We know we’re supposed to…
We know it would help…
We know we’d enjoy it…  
Then why don’t we do it?

Perhaps it’s because, although we know what to do, we often don’t know how to do it. Here are some practical suggestions on how to develop closeness among family members.

Schedule Family Nights
Start with one night per month and perhaps work up to bimonthly and even weekly nights that are dedicated to family closeness. Schedule an evening when all the family can be together, and then protect the evening from conflicts and distractions. Don’t turn on the television, watch a movie, or anything else that would minimize conversation. Devote an entire evening to family activities such as:

Have Dinner Together
Instead of eating out, cook at home. Take turns choosing the menu and cooking. Teach the children to cook. Let everyone have their specialty dish they prepare. Occasionally, decorate for special occasions and highlight birthdays and holidays.

Talk Together
During dinner, involve everyone
in both fun and vulnerable types of conversation. Begin by having
everyone respond to fun questions such as, “What would you do if you won a million dollars?”or “What would be your perfect vacation? ”
Then perhaps progress to questions like: “What would you like to be doing in five years?” or “When do you feel most loved?”

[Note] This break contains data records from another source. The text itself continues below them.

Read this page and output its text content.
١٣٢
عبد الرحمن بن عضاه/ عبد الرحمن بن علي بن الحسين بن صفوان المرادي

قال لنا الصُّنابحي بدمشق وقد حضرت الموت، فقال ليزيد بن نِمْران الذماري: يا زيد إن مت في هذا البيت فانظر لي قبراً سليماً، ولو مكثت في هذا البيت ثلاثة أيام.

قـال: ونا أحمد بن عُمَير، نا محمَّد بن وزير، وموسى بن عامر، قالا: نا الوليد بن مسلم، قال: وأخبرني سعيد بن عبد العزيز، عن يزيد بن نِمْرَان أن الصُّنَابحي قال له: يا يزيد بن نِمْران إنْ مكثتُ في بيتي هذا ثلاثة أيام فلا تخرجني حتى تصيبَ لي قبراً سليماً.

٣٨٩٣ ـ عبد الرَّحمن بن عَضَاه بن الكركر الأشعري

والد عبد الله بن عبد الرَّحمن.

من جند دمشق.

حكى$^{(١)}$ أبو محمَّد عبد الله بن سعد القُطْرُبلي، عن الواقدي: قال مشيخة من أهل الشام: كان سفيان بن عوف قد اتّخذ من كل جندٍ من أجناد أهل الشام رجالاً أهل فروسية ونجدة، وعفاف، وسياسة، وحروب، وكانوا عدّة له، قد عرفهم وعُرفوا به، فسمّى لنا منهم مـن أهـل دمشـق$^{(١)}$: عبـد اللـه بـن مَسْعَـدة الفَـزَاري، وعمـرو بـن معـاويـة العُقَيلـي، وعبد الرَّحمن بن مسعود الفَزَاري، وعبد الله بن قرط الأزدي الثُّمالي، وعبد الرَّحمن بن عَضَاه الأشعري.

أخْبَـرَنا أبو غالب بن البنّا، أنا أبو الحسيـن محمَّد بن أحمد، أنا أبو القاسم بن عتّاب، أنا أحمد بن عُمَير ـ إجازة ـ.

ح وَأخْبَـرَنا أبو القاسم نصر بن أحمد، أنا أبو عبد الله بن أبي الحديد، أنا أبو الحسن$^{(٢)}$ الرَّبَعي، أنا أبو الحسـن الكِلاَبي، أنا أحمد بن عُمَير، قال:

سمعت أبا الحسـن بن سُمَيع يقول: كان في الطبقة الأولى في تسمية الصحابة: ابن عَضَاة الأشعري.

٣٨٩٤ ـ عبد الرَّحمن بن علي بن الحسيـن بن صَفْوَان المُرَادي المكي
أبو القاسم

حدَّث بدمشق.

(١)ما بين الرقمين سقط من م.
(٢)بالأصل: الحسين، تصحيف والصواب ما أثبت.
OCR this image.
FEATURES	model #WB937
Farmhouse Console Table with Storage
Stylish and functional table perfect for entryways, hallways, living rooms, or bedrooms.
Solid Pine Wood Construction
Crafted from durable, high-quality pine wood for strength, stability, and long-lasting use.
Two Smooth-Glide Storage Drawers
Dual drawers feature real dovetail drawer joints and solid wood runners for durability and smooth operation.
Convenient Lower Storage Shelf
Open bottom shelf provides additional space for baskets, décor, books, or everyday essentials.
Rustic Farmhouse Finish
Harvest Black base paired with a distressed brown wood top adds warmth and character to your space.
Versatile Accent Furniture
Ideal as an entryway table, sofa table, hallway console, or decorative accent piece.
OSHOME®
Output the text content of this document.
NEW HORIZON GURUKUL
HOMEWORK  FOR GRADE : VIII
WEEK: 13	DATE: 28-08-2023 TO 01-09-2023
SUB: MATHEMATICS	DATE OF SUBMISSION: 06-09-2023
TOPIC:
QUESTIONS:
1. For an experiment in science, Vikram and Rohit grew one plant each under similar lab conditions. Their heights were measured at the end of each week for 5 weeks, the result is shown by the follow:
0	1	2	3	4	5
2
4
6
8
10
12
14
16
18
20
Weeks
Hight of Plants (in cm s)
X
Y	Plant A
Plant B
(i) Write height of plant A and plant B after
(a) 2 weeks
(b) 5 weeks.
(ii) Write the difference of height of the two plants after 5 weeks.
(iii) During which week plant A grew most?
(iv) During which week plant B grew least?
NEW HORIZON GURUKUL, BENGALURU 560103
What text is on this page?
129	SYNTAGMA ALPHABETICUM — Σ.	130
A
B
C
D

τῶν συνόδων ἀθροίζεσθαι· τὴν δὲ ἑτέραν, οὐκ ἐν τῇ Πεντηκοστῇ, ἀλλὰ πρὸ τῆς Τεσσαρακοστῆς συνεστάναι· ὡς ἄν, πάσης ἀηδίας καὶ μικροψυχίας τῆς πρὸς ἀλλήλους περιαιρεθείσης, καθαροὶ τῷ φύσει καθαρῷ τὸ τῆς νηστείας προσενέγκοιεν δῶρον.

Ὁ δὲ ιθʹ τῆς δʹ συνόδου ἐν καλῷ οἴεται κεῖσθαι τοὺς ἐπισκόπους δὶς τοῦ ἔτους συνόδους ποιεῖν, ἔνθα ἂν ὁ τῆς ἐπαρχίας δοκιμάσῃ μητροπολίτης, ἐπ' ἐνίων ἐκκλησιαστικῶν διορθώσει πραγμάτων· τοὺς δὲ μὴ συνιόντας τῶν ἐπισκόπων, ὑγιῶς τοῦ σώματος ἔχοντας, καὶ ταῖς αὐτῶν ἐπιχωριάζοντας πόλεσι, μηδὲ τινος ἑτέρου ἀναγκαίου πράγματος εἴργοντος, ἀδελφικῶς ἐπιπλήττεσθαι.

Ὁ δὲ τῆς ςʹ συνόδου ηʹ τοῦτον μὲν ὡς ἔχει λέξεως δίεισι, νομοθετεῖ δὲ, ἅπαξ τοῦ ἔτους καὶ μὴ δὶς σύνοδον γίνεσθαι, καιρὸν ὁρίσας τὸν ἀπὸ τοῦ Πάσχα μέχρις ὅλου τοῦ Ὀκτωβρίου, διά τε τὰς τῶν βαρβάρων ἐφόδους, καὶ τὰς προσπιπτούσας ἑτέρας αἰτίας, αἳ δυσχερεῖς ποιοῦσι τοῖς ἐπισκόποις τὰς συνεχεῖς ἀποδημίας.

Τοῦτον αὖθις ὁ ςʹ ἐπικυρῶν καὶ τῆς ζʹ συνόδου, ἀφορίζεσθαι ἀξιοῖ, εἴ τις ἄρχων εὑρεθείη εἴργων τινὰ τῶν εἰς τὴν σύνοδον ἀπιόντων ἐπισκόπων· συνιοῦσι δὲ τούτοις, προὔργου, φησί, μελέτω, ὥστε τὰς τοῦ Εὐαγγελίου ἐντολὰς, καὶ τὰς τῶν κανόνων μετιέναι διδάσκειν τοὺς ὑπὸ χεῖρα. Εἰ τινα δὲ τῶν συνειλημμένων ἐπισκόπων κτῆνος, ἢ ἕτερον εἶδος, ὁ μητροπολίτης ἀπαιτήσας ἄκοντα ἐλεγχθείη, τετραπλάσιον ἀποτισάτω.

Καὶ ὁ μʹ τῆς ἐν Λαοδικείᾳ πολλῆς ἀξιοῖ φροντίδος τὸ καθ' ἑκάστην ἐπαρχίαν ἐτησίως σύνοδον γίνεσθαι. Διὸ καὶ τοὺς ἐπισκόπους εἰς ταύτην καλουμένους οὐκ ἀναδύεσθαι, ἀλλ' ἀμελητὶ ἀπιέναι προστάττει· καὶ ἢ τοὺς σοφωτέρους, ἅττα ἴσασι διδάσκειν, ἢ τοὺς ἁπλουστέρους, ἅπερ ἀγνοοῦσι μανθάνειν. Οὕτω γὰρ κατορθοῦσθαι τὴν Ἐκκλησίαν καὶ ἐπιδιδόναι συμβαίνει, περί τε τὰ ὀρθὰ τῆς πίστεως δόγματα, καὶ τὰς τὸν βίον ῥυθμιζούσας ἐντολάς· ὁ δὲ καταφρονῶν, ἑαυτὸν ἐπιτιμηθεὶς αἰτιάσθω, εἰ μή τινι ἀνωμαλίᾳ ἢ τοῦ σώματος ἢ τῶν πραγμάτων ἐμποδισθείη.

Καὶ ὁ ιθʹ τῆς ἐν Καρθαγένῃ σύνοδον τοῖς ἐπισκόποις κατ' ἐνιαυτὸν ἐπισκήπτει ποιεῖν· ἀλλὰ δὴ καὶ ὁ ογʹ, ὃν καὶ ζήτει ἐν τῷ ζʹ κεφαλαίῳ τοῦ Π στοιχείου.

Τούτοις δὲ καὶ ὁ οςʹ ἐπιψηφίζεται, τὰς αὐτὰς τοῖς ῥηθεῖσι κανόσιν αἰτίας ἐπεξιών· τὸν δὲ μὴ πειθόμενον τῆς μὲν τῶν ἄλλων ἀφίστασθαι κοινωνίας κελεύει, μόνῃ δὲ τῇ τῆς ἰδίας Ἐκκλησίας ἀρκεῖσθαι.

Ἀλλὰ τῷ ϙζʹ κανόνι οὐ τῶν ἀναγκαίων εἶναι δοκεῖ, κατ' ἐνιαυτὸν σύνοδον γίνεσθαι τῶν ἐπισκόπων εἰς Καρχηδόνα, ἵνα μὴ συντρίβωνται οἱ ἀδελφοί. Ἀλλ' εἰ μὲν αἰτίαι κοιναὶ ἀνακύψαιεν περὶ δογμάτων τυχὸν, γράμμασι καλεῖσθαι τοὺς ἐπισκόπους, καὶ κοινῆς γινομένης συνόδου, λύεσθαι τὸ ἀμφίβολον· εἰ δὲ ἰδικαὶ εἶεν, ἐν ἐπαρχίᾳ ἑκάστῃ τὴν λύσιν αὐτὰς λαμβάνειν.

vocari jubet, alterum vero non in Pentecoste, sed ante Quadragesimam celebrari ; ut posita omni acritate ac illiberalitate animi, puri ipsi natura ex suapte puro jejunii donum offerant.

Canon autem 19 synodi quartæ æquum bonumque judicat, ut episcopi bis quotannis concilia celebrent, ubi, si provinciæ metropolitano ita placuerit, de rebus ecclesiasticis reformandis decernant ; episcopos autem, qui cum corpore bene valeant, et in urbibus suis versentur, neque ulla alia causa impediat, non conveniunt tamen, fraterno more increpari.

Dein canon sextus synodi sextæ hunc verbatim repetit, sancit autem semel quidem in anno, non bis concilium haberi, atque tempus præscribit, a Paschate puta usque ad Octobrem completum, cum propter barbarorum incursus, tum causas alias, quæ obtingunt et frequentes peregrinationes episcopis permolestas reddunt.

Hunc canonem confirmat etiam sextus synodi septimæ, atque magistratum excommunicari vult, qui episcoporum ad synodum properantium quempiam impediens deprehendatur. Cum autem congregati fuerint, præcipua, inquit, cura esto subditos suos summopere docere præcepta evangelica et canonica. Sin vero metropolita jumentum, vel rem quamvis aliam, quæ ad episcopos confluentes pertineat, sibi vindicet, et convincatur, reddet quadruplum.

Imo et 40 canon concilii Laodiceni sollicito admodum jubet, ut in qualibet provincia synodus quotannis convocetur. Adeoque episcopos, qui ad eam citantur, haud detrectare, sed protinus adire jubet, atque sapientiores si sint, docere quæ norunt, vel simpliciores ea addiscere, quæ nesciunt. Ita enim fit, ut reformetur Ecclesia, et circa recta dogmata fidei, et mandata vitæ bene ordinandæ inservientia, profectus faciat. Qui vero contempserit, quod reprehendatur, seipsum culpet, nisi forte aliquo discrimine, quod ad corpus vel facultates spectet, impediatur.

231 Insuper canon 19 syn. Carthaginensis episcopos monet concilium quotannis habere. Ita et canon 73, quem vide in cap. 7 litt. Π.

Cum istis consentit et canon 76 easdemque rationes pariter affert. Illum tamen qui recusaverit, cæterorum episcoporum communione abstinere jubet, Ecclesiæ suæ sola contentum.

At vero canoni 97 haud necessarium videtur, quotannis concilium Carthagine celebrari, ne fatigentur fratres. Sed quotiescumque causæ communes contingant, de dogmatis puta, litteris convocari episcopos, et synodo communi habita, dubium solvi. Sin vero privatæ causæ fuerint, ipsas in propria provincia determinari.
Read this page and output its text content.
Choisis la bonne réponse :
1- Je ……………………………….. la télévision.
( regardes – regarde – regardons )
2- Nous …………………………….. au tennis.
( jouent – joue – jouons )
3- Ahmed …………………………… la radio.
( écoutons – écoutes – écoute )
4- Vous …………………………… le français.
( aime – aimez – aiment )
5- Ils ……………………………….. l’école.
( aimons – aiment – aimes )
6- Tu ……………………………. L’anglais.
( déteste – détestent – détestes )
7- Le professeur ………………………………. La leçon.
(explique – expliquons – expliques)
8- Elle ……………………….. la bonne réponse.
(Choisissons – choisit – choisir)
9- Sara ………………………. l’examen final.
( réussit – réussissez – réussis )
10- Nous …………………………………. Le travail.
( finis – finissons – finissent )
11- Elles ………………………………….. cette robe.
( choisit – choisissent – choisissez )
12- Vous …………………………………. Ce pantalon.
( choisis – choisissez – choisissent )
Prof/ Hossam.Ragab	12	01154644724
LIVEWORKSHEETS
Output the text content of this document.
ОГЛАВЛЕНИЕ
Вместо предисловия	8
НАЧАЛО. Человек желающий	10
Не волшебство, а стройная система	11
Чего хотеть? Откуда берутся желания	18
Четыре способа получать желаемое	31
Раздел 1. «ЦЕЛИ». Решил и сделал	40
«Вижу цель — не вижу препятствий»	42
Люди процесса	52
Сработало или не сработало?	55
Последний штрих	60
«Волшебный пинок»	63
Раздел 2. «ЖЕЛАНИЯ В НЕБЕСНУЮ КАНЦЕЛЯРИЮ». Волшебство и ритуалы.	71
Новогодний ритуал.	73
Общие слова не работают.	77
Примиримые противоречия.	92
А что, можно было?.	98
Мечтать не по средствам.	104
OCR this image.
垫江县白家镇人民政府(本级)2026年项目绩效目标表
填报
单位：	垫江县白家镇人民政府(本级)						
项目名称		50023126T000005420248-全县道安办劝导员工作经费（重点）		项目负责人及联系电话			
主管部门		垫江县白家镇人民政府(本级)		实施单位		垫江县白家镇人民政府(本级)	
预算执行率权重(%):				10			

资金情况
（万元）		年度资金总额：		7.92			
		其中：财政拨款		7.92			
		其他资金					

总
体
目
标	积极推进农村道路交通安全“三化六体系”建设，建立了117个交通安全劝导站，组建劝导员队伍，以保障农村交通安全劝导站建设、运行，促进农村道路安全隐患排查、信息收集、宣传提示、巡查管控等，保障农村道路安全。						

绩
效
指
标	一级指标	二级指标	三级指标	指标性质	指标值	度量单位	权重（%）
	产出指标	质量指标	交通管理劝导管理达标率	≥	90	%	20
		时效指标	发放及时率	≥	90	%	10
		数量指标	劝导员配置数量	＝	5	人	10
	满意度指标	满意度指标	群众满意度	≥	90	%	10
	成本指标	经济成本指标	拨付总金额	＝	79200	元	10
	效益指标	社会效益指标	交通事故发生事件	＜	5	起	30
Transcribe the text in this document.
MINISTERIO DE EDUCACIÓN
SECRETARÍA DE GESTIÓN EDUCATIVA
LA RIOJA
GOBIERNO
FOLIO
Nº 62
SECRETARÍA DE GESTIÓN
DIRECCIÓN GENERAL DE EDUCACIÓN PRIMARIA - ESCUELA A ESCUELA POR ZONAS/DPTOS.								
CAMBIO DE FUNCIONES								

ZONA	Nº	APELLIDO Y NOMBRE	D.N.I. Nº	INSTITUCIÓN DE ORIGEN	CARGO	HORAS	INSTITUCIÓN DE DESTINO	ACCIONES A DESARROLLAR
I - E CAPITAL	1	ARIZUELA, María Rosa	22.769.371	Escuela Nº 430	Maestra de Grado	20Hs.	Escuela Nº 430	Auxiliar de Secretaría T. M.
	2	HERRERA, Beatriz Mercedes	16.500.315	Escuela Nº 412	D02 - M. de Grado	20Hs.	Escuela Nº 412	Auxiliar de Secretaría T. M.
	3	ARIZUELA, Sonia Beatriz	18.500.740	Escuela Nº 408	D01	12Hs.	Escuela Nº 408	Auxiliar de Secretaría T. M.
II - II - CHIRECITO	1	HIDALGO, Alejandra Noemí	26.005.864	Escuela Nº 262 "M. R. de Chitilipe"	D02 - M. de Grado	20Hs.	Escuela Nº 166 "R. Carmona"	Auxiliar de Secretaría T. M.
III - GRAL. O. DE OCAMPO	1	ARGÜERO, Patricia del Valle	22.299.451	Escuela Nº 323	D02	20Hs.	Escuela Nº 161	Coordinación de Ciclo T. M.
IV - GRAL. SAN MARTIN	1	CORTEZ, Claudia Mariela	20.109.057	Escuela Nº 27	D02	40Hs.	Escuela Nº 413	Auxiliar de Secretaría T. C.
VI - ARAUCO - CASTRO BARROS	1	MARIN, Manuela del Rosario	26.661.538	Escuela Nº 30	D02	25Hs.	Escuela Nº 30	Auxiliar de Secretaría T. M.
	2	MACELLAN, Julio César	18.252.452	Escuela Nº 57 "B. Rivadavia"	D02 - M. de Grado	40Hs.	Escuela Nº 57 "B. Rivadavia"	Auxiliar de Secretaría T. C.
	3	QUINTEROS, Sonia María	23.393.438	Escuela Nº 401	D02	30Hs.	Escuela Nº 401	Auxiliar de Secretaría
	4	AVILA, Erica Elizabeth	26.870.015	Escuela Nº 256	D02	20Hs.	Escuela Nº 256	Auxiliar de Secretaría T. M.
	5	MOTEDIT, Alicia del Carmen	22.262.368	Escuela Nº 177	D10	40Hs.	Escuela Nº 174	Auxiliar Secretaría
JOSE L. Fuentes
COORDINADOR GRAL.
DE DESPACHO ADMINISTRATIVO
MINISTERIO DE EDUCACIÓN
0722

Try These Conversation Starters for Future Table Talks
  • How do you think the belly button got its name?
  • How do you know when you’re grown up?
  • If you were a food, what would you be?
  • What’s your earliest childhood memory?
  • Which way does the toilet paper roll go? Over or under?
  • What is your grandfather or grandmother’s middle name?
  • How many teeth do you have in your mouth?
  • Describe your perfect day. 
    • Where would you be?
    • Who would be with you?
    • What would you be doing?
  • Does your family seem too busy? What should change?
  • What’s the best or worst thing about being your age?
  • Would you describe your family as close? 
    • Rank your closeness from 1 – 5 (1 being not very close, 5 being very close).
  •  What do you think should change?